We met at soccer training almost three years ago and we fell in love at first sight. I already have two kids from my previous relationship, and Sam always wanted to become a mum—but she’s 37 years old now, so the clock’s ticking fast for us. We started looking for IVF in private clinics, but due to the high cost and the long waiting lists we decided that that option wasn't the best choice for us. So I started doing an exhaustive search on the Internet, looking for all possible options that didn’t involve IVF clinics.
And what did you find out?
Well, we found a private Facebook group called Sperm Donation Australia that basically connects sperm donors with people. At first we were resilient, but after three months we chose a donor and made a mutual agreement that he wouldn’t have any legal right over the child. If the child wants to meet him at any point of their life, though, it’ll be perfectly fine.
What were your preferences for a perfect sperm donor?
We didn’t have anything specific in terms of physical attributes or family background. We were looking for a healthy and genuine guy who was willing to agree with our decisions.

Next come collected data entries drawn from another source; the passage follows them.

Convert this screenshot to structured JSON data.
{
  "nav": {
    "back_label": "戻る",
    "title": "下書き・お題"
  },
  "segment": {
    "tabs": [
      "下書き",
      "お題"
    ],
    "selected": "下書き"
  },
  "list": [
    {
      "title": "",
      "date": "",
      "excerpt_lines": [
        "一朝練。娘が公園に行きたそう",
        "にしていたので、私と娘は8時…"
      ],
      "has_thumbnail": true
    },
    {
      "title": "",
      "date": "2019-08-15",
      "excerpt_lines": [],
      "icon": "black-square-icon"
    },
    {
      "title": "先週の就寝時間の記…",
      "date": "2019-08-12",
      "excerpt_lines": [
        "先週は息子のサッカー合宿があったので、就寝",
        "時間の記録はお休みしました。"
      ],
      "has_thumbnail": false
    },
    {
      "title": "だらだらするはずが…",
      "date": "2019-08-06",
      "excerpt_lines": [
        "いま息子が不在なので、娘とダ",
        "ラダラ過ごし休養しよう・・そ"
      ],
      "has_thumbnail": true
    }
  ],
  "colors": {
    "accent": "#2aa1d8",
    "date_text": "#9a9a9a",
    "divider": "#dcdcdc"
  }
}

In a clinic, I would have been given the chance to choose the donor only by reading their details on profiles, but I feel lucky to have had the opportunity to meet our sperm donor in person first before deciding he’d be the one.
I’m trying to imagine what it’s like to meet your sperm donor in person. How did it go?
It was interesting. Sam and I were impressed by him from the first meeting, because he was very well informed, self-assured, and had already helped other families by donating his sperm. He’s also married and has a family of his own. He decided to help people like us after his own wife had issues getting pregnant in the past, and after they succeeded he decided to help other women fulfill their dream of becoming mothers. I think his altruistic nature and personal history made a significant difference in our decision to choose him.
And how’s the insemination process going so far?
Basically we have what’s called a Home Insemination Kit and it does exactly what the name suggests. It’s made up of sterile specimen cups, sterile artificial insemination syringes, and ovulation test strips. This is Artificial Insemination, so Sam periodically does an ovulation testing and, when she’s fertile, the donor meets us here at our place. After he collects the sperm and the donation is done, we use it while it’s still fresh and insert it inside my partner with a syringe.
We think the experience of getting pregnant through a sperm donor was much more difficult for lesbian couples in the past, so we feel fortunate in being able to finally find a donor that’s been supportive. We already tried six different times, which is completely normal, and next week we’ll try again for the seventh time. Wish us luck!
Interviews by Felippe Canale. Interviews have been edited for brevity and clarity.